Nul doute que l'acte constitutif de l'Union africaine représentait un tournant important dans l'histoire de l'Afrique. N'avait-il pas annoncé de nouvelles institutions chargées de remédier aux racines profondes des conflits ? En effet, le protocole relatif à l'établissement d'un conseil de paix et de sécurité semblait incarner une nouvelle « doctrine » dans les domaines politiques, sociaux et sécuritaires. Or, les évolutions sur le terrain ont révélé un certain décalage entre les « bonnes intentions » et les « actes tangibles ».
Nouvelle « doctrine » et nouveau « conseil » pour la paix et la sécurité en Afrique
En 1999, le président libyen lançait l’idée ambitieuse d’établir ce qu’il avait appelé « Les États-Unis d’Afrique ». Selon le projet initial, présenté lors d’un Sommet extraordinaire à Syrte, en Libye, il s’agissait de la mise en place d’une fédération rassemblant tous les pays africains. Cette nouvelle entité gigantesque aurait la tâche non seulement de mobiliser les ressources de l’Afrique pour assurer son développement, mais également de veiller sur la bonne gouvernance et l’instauration de la paix et la stabilité en son sein.

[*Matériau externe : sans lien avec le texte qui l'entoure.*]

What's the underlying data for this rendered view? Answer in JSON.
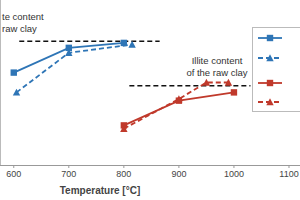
{
  "chart_data": {
    "type": "line",
    "x_label": "Temperature [°C]",
    "xlim": [
      575,
      1120
    ],
    "xticks": [
      600,
      700,
      800,
      900,
      1000,
      1100
    ],
    "ylim": [
      0,
      100
    ],
    "tick_labels": "x",
    "grid": false,
    "legend": "right",
    "series": [
      {
        "color": "#2e75b6",
        "marker": "square",
        "line_style": "solid",
        "x": [
          600,
          700,
          800
        ],
        "values": [
          56,
          71,
          74
        ]
      },
      {
        "color": "#2e75b6",
        "marker": "triangle",
        "line_style": "dashed",
        "x": [
          605,
          700,
          815
        ],
        "values": [
          44,
          68,
          73
        ]
      },
      {
        "color": "#c0392b",
        "marker": "square",
        "line_style": "solid",
        "x": [
          800,
          900,
          1000
        ],
        "values": [
          24,
          39,
          44
        ]
      },
      {
        "color": "#c0392b",
        "marker": "triangle",
        "line_style": "dashed",
        "x": [
          800,
          900,
          950,
          990
        ],
        "values": [
          22,
          40,
          50,
          50
        ]
      }
    ],
    "annotations": [
      {
        "text": [
          "te content",
          "raw clay"
        ],
        "y": 75,
        "x": [
          610,
          865
        ]
      },
      {
        "text": [
          "Illite content",
          "of the raw clay"
        ],
        "y": 48,
        "x": [
          810,
          1030
        ]
      }
    ]
  }
}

Théoriquement, le projet ne manquait pas d’attraits. Le simple fait d’établir la nouvelle fédération signifierait un engagement formel de la part de ses composants à respecter sa Constitution stipulant le respect de droits de l’homme et des minorités, les principes démocratiques et la bonne gouvernance. Partant, il serait difficile désormais de parler des conflits ou de coups d’États. Les « troubles » qui pourraient survenir seraient plutôt une « affaire intérieure » relevant des compétences des autorités fédérales chargées d’« établir l’ordre », et non plus des « conflits » appelant des « interventions étrangères » ou des opérations de « maintien de la paix » onusiennes. L’accumulation des expériences requises par les « États » dans le domaine du maintien de la paix pourrait assurer l’efficacité et le bon déroulement des opérations, tandis que la fédération, dans son ensemble, serait à même de fournir le soutien logistique et le financement nécessaires. La réalisation d’un tel projet étant hors de portée, la diplomatie libyenne présentait, lors du même sommet, une alternative moins ambitieuse mais plus réaliste. Il s’agissait de la création d’une Union plus dynamique et mieux outillée que l’Organisation de l’unité africaine (OUA) (1).
En dépit du fait que l’objectif maximaliste s’avérait difficile à atteindre, l’acte constitutif de l’Union africaine (2), adopté lors du Sommet de Syrte II, en 2000, représentait un tournant important. En effet, avec cette création un nouveau chapitre allait s’ouvrir dans l’histoire de l’Afrique. Si la Charte de l’Organisation de l’unité africaine, qui assumait jusqu’alors l’action collective continentale, avait mis en relief la question de la décolonisation et la souveraineté, l’acte constitutif de son successeur accordait la priorité au développement et à la stabilité. La proclamation de l’Union africaine n’avait-elle pas annoncé de nouvelles institutions chargées de remédier aux raisons profondes des conflits, tant économiques que politiques et sociales ? Si le nouveau « partenariat économique » connu sous le nom de Nepad (3) s’occupait de l’aspect du développement, la mise sur pied d’un conseil de paix et de sécurité semblait incarner une nouvelle « doctrine » dans les domaines politiques, sociaux et sécuritaires.